Ederle emerged as a top competitive swimmer in the early 1920s, training at the Women's Swimming Association facility in Manhattan and setting new national records for her times in events. She went on to compete in the 1924 Olympics in Paris, France. When she returned home, she began training for a 1925 swim from the tip of Manhattan to Sandy Hook, New Jersey. She completed the course in seven hours, eleven minutes, and was hooked on record-setting distance swimming from then on. Later that same year she made her first attempt at swimming the English Channel, but came in after nine hours when her trainer, fearing she was in trouble when he saw her coughing, reached out from the boat to grab her. Under the rules of distance swimming, no member of her team was allowed to touch her while in the water.
Determined to try again, Ederle returned to France in August of 1926. Only five men had ever completed the route, and the media was intrigued by her moxie. Her daredevil stunt came at a time when there was tremendous bias against female athletes, based on the notion that women simply did not possess the physical strength for such challenges. On August 6, Ederle dove in just after seven a.m. off the coast of Cap Gris Nez, France, near Calais, on a morning when a red ball near the shore warned boaters of choppy seas. Over a modest swimsuit, she slathered herself in sheep grease, olive oil, and Vaseline for insulation, and gave firm instructions to her father, coach, and crew that she was not to be pulled out of the water unless she directly asked to be.

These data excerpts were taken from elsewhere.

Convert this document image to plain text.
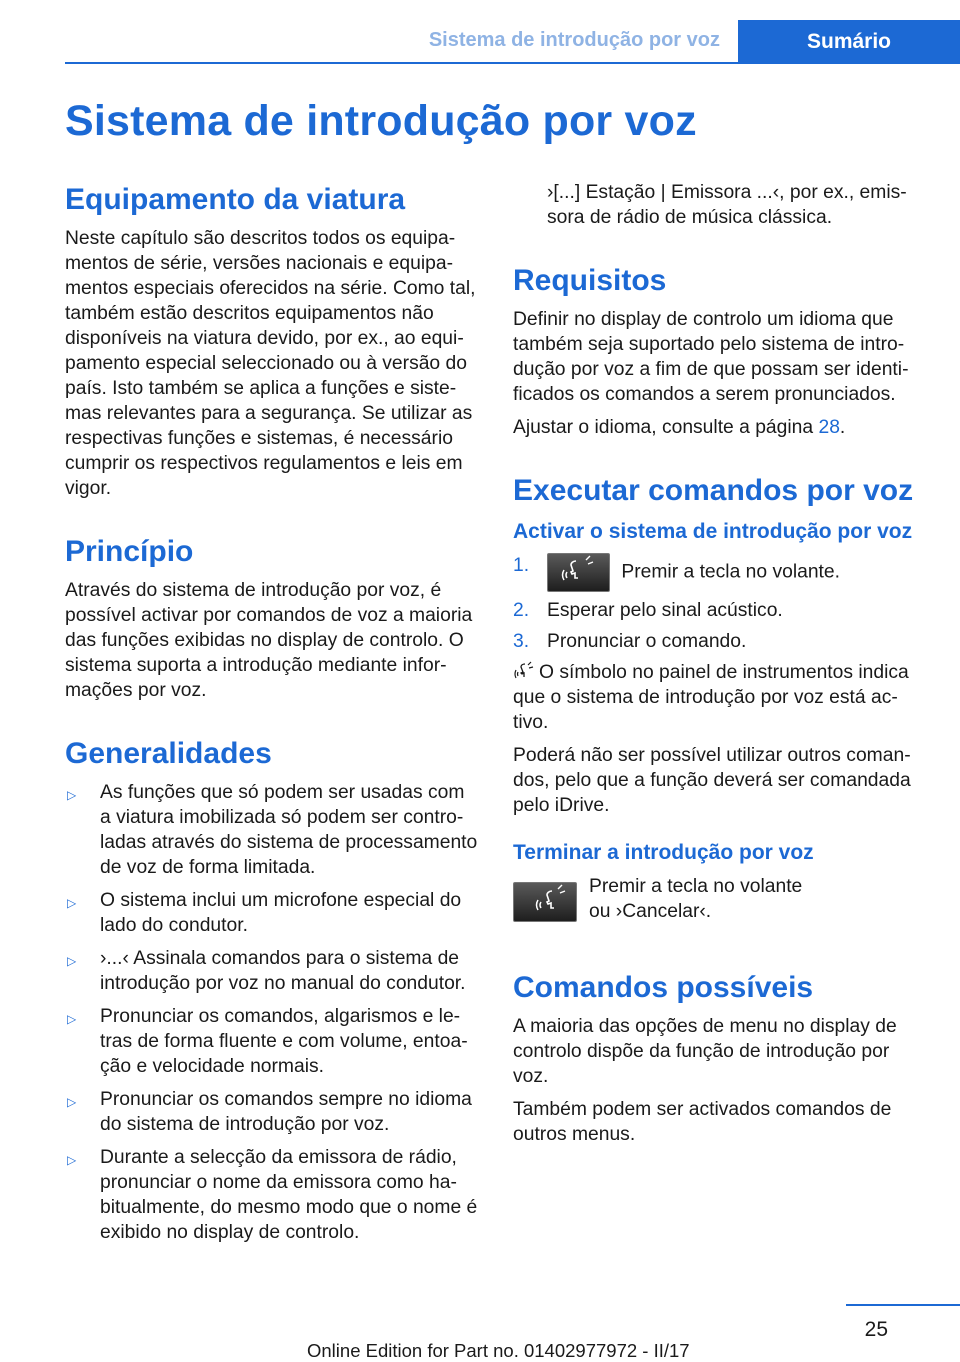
Sistema de introdução por voz	Sumário
Sistema de introdução por voz
Equipamento da viatura

Neste capítulo são descritos todos os equipamentos de série, versões nacionais e equipamentos especiais oferecidos na série. Como tal, também estão descritos equipamentos não disponíveis na viatura devido, por ex., ao equipamento especial seleccionado ou à versão do país. Isto também se aplica a funções e sistemas relevantes para a segurança. Se utilizar as respectivas funções e sistemas, é necessário cumprir os respectivos regulamentos e leis em vigor.

Princípio

Através do sistema de introdução por voz, é possível activar por comandos de voz a maioria das funções exibidas no display de controlo. O sistema suporta a introdução mediante informações por voz.

Generalidades
▷ As funções que só podem ser usadas com a viatura imobilizada só podem ser controladas através do sistema de processamento de voz de forma limitada.
▷ O sistema inclui um microfone especial do lado do condutor.
▷ ›...‹ Assinala comandos para o sistema de introdução por voz no manual do condutor.
▷ Pronunciar os comandos, algarismos e letras de forma fluente e com volume, entoação e velocidade normais.
▷ Pronunciar os comandos sempre no idioma do sistema de introdução por voz.
▷ Durante a selecção da emissora de rádio, pronunciar o nome da emissora como habitualmente, do mesmo modo que o nome é exibido no display de controlo.

›[...] Estação | Emissora ...‹, por ex., emissora de rádio de música clássica.

Requisitos

Definir no display de controlo um idioma que também seja suportado pelo sistema de introdução por voz a fim de que possam ser identificados os comandos a serem pronunciados.

Ajustar o idioma, consulte a página 28.

Executar comandos por voz
Activar o sistema de introdução por voz
1.	Premir a tecla no volante.
2. Esperar pelo sinal acústico.
3. Pronunciar o comando.

O símbolo no painel de instrumentos indica que o sistema de introdução por voz está activo.

Poderá não ser possível utilizar outros comandos, pelo que a função deverá ser comandada pelo iDrive.

Terminar a introdução por voz
Premir a tecla no volante
ou ›Cancelar‹.
Comandos possíveis

A maioria das opções de menu no display de controlo dispõe da função de introdução por voz.

Também podem ser activados comandos de outros menus.

25
Online Edition for Part no. 01402977972 - II/17
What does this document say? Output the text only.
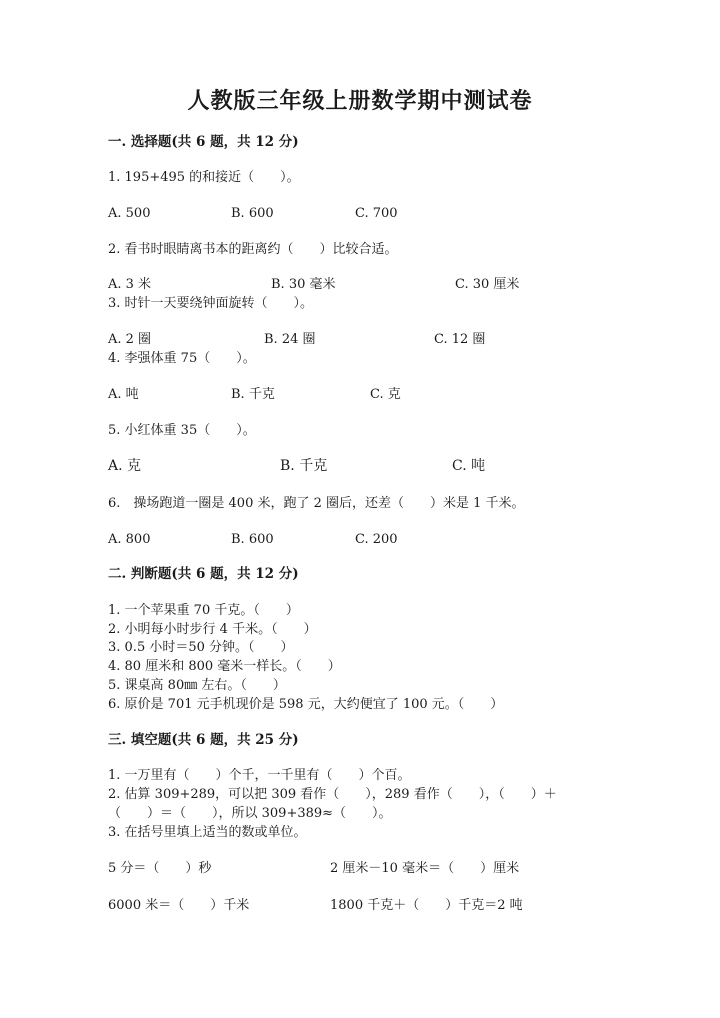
人教版三年级上册数学期中测试卷
一. 选择题(共 6 题，共 12 分)
1. 195+495 的和接近（　　）。
A. 500	B. 600	C. 700
2. 看书时眼睛离书本的距离约（　　）比较合适。
A. 3 米	B. 30 毫米	C. 30 厘米
3. 时针一天要绕钟面旋转（　　）。
A. 2 圈	B. 24 圈	C. 12 圈
4. 李强体重 75（　　）。
A. 吨	B. 千克	C. 克
5. 小红体重 35（　　）。
A. 克	B. 千克	C. 吨
6.　操场跑道一圈是 400 米，跑了 2 圈后，还差（　　）米是 1 千米。
A. 800	B. 600	C. 200
二. 判断题(共 6 题，共 12 分)
1. 一个苹果重 70 千克。（　　）
2. 小明每小时步行 4 千米。（　　）
3. 0.5 小时＝50 分钟。（　　）
4. 80 厘米和 800 毫米一样长。（　　）
5. 课桌高 80㎜ 左右。（　　）
6. 原价是 701 元手机现价是 598 元，大约便宜了 100 元。（　　）
三. 填空题(共 6 题，共 25 分)
1. 一万里有（　　）个千，一千里有（　　）个百。
2. 估算 309+289，可以把 309 看作（　　），289 看作（　　），（　　）＋
（　　）＝（　　），所以 309+389≈（　　）。
3. 在括号里填上适当的数或单位。
5 分＝（　　）秒	2 厘米－10 毫米＝（　　）厘米
6000 米＝（　　）千米	1800 千克＋（　　）千克＝2 吨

Ederle's journey was not exactly solo: alongside her training boat were two tugboats, one with her family and friends, and another filled with reporters, many of whom became seasick because of the rough waters. She plowed through the waters with an adept crawl stroke for the better part of a day. A southwest wind drove her off-course, and she actually swam the equivalent of 35 miles by the time she neared the shoreline of Kingsdown, in Kent, England. Her time was 14 hours, 31 minutes, two hours faster than the men's record. She had spurned the urgings of her coach, worried about the terrible weather conditions, to come in by calling out from the waves, "What for?"

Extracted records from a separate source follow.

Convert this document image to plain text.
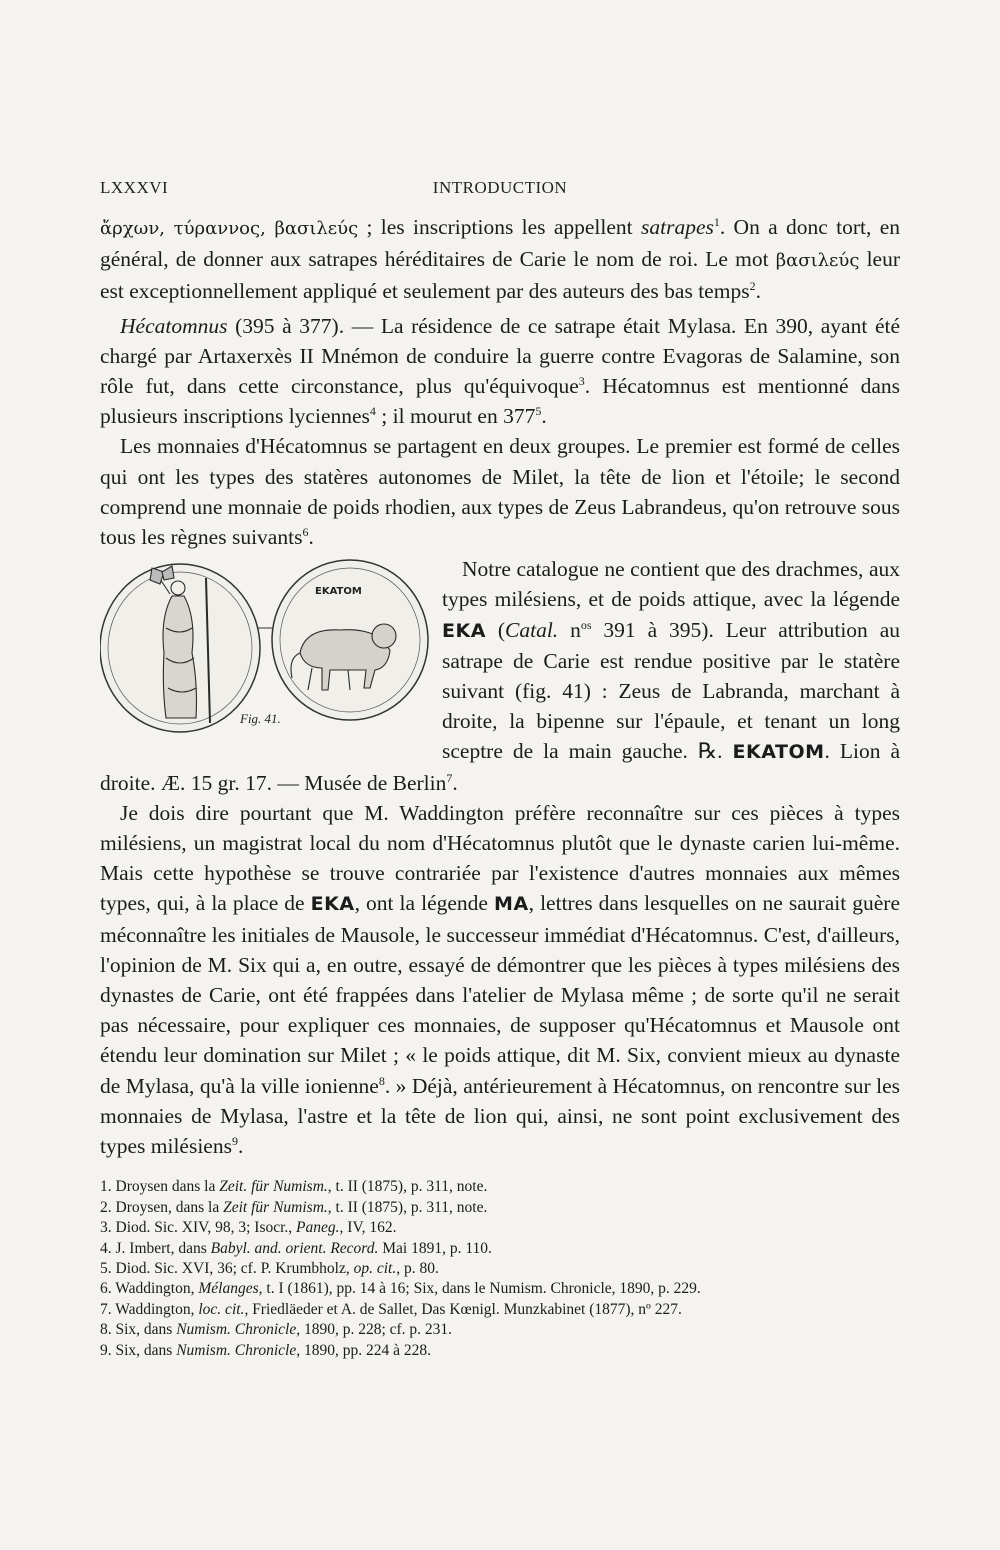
LXXXVI	INTRODUCTION

ἄρχων, τύραννος, βασιλεύς ; les inscriptions les appellent satrapes$^1$. On a donc tort, en général, de donner aux satrapes héréditaires de Carie le nom de roi. Le mot βασιλεύς leur est exceptionnellement appliqué et seulement par des auteurs des bas temps$^2$.

Hécatomnus (395 à 377). — La résidence de ce satrape était Mylasa. En 390, ayant été chargé par Artaxerxès II Mnémon de conduire la guerre contre Evagoras de Salamine, son rôle fut, dans cette circonstance, plus qu'équivoque$^3$. Hécatomnus est mentionné dans plusieurs inscriptions lyciennes$^4$ ; il mourut en $377^5$.

Les monnaies d'Hécatomnus se partagent en deux groupes. Le premier est formé de celles qui ont les types des statères autonomes de Milet, la tête de lion et l'étoile; le second comprend une monnaie de poids rhodien, aux types de Zeus Labrandeus, qu'on retrouve sous tous les règnes suivants$^6$.

EKATOM
Fig. 41.

Notre catalogue ne contient que des drachmes, aux types milésiens, et de poids attique, avec la légende EKA (Catal. $n^{os}$ 391 à 395). Leur attribution au satrape de Carie est rendue positive par le statère suivant (fig. 41) : Zeus de Labranda, marchant à droite, la bipenne sur l'épaule, et tenant un long sceptre de la main gauche. ℞. EKATOM. Lion à droite. Æ. 15 gr. 17. — Musée de Berlin$^7$.

Je dois dire pourtant que M. Waddington préfère reconnaître sur ces pièces à types milésiens, un magistrat local du nom d'Hécatomnus plutôt que le dynaste carien lui-même. Mais cette hypothèse se trouve contrariée par l'existence d'autres monnaies aux mêmes types, qui, à la place de EKA, ont la légende MA, lettres dans lesquelles on ne saurait guère méconnaître les initiales de Mausole, le successeur immédiat d'Hécatomnus. C'est, d'ailleurs, l'opinion de M. Six qui a, en outre, essayé de démontrer que les pièces à types milésiens des dynastes de Carie, ont été frappées dans l'atelier de Mylasa même ; de sorte qu'il ne serait pas nécessaire, pour expliquer ces monnaies, de supposer qu'Hécatomnus et Mausole ont étendu leur domination sur Milet ; « le poids attique, dit M. Six, convient mieux au dynaste de Mylasa, qu'à la ville ionienne$^8$. » Déjà, antérieurement à Hécatomnus, on rencontre sur les monnaies de Mylasa, l'astre et la tête de lion qui, ainsi, ne sont point exclusivement des types milésiens$^9$.

1. Droysen dans la Zeit. für Numism., t. II (1875), p. 311, note.
2. Droysen, dans la Zeit für Numism., t. II (1875), p. 311, note.
3. Diod. Sic. XIV, 98, 3; Isocr., Paneg., IV, 162.
4. J. Imbert, dans Babyl. and. orient. Record. Mai 1891, p. 110.
5. Diod. Sic. XVI, 36; cf. P. Krumbholz, op. cit., p. 80.
6. Waddington, Mélanges, t. I (1861), pp. 14 à 16; Six, dans le Numism. Chronicle, 1890, p. 229.
7. Waddington, loc. cit., Friedläeder et A. de Sallet, Das Kœnigl. Munzkabinet (1877), nº 227.
8. Six, dans Numism. Chronicle, 1890, p. 228; cf. p. 231.
9. Six, dans Numism. Chronicle, 1890, pp. 224 à 228.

Ederle's feat made headlines around the world. She was honored in New York City with a ticker-tape parade, and invited to the White House to meet President Calvin Coolidge, who called her "America's best girl." Nicknamed "Miss What-For," she did a stint in vaudeville and earned a reported $2,000 a week for it. She accepted the numerous speaking engagements that came her way, but turned down the countless marriage proposals that even inspired a popular song.

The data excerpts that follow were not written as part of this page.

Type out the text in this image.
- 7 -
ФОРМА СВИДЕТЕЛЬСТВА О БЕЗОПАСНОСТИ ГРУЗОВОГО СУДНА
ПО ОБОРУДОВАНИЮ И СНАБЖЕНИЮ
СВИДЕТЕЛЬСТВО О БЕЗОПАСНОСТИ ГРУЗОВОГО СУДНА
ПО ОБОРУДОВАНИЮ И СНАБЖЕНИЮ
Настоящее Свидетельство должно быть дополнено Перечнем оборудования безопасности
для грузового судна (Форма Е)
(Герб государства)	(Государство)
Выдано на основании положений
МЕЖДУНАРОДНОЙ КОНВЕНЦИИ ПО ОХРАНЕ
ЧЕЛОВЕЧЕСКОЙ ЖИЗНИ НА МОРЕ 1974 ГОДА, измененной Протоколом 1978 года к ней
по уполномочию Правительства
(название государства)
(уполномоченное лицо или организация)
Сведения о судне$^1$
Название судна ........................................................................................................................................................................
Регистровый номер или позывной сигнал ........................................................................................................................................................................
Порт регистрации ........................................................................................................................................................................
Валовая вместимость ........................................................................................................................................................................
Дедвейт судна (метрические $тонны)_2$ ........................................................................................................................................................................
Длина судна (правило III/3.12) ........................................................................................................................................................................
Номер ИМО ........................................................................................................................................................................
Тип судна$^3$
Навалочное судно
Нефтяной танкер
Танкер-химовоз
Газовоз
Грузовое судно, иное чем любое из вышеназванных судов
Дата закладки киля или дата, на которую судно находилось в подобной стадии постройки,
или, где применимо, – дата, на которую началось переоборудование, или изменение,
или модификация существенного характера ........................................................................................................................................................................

True to her doctors' predictions, Ederle's hearing worsened, and she faded from the public eye after appearing at the 1939 World's Fair in New York. During World War II she worked at LaGuardia airport as an aircraft instrument inspector, and taught deaf children to swim at a New York City school for the hard of hearing. She lived in Flushing, Queens, for many years, and spent her last seven in a New Jersey nursing home. She died at the age of 98 on November 30, 2003. Her record English Channel time stood until 1950, when another American woman, Florence Chadwick, bested it. Though she was a major celebrity for a few years after her 1926 feat, Ederle was modest about it, saying only when she arrived in Kent, "I knew it could be done," according to the Times of London.
Sources
Chicago Tribune, December 1, 2003, sec. 1, p. 11.
Independent (London), December 2, 2003, p. 18.
Los Angeles Times, December 1, 2003, p. B9.
New York Times, December 1, 2003, p. A23.
Times (London), December 2, 2003, p. 33.
Washington Post, December 3, 2003, p. B6.